Jimin Lee

Posted on Dec 15, 2025 • Originally published at Medium

PyTorch Tensor Internals: Storage, Shape, and Stride Explained

#deeplearning #ai #pytorch

If you’ve spent any time with PyTorch, you’ve almost certainly hit this wall:

RuntimeError: view size is not compatible with input tensor's size and stride...

It’s the moment you throw your hands up, think, "I just want to change the shape, why is this so hard?" and swap .view() for .reshape() just to make the error go away.

But have you ever wondered why that error happens? Or how PyTorch actually manages Tensors under the hood?

Today, we’re going to open up the hood and look at the mechanics of Storage, Shape, and Stride.

Note: This guide assumes you’re familiar with the basics of PyTorch and have used view, reshape, or transpose in your code.

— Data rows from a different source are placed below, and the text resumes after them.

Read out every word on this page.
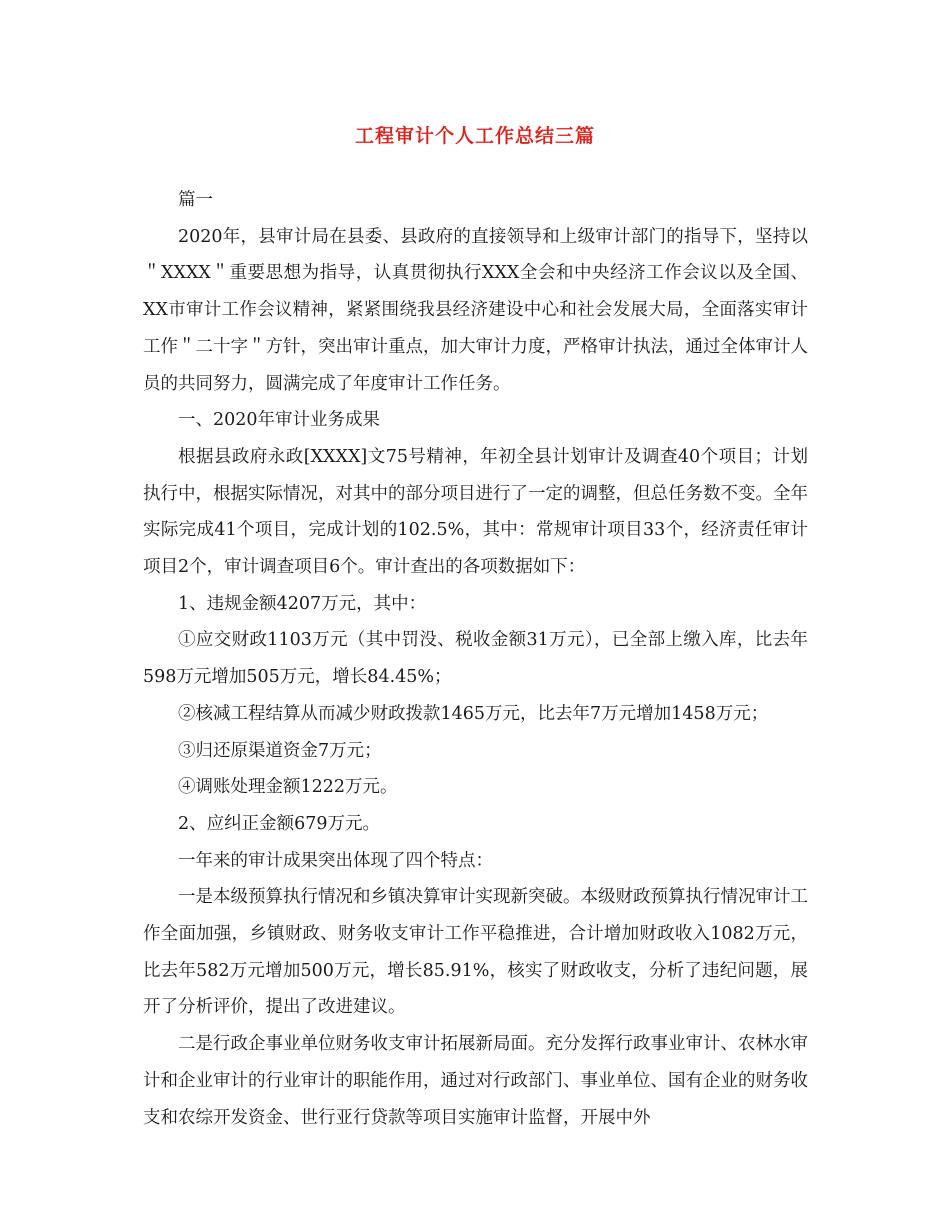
工程审计个人工作总结三篇

篇一

2020年，县审计局在县委、县政府的直接领导和上级审计部门的指导下，坚持以＂XXXX＂重要思想为指导，认真贯彻执行XXX全会和中央经济工作会议以及全国、XX市审计工作会议精神，紧紧围绕我县经济建设中心和社会发展大局，全面落实审计工作＂二十字＂方针，突出审计重点，加大审计力度，严格审计执法，通过全体审计人员的共同努力，圆满完成了年度审计工作任务。

一、2020年审计业务成果

根据县政府永政[XXXX]文75号精神，年初全县计划审计及调查40个项目；计划执行中，根据实际情况，对其中的部分项目进行了一定的调整，但总任务数不变。全年实际完成41个项目，完成计划的102.5%，其中：常规审计项目33个，经济责任审计项目2个，审计调查项目6个。审计查出的各项数据如下：

1、违规金额4207万元，其中：

①应交财政1103万元（其中罚没、税收金额31万元），已全部上缴入库，比去年598万元增加505万元，增长84.45%；

②核减工程结算从而减少财政拨款1465万元，比去年7万元增加1458万元；

③归还原渠道资金7万元；

④调账处理金额1222万元。

2、应纠正金额679万元。

一年来的审计成果突出体现了四个特点：

一是本级预算执行情况和乡镇决算审计实现新突破。本级财政预算执行情况审计工作全面加强，乡镇财政、财务收支审计工作平稳推进，合计增加财政收入1082万元，比去年582万元增加500万元，增长85.91%，核实了财政收支，分析了违纪问题，展开了分析评价，提出了改进建议。

二是行政企事业单位财务收支审计拓展新局面。充分发挥行政事业审计、农林水审计和企业审计的行业审计的职能作用，通过对行政部门、事业单位、国有企业的财务收支和农综开发资金、世行亚行贷款等项目实施审计监督，开展中外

1. The Double Life of a Tensor

A PyTorch Tensor is effectively "two-faced." It has an internal implementation where the data lives, and an external presentation that we interact with.

Storage: Where the actual data bytes sit in memory.
Metadata: How that data is presented to us (the API).

Storage: The Reality Check

Let's start with a simple 2x3 matrix.

import torch

# Create a 2x3 tensor
t = torch.tensor([[1, 2, 3], [4, 5, 6]])

print(t.shape)
# Output: torch.Size([2, 3])

As expected, t is a 2x3 tensor.

However, t isn't stored as a 2D grid in your RAM. Regardless of the shape you define, tensors are stored physically as a 1-dimensional array.

[1, 2, 3, 4, 5, 6]

This 1D array is the Storage. It doesn't care about your dimensions; it just holds the numbers.

So, if the data is always a flat line, how does PyTorch know to display it as a matrix? That’s determined by two critical pieces of metadata: Shape and Stride.

2. The Blueprint: Shape

Shape is the blueprint that tells PyTorch, "Here is a flat line of data; here is how I want you to slice it up visually."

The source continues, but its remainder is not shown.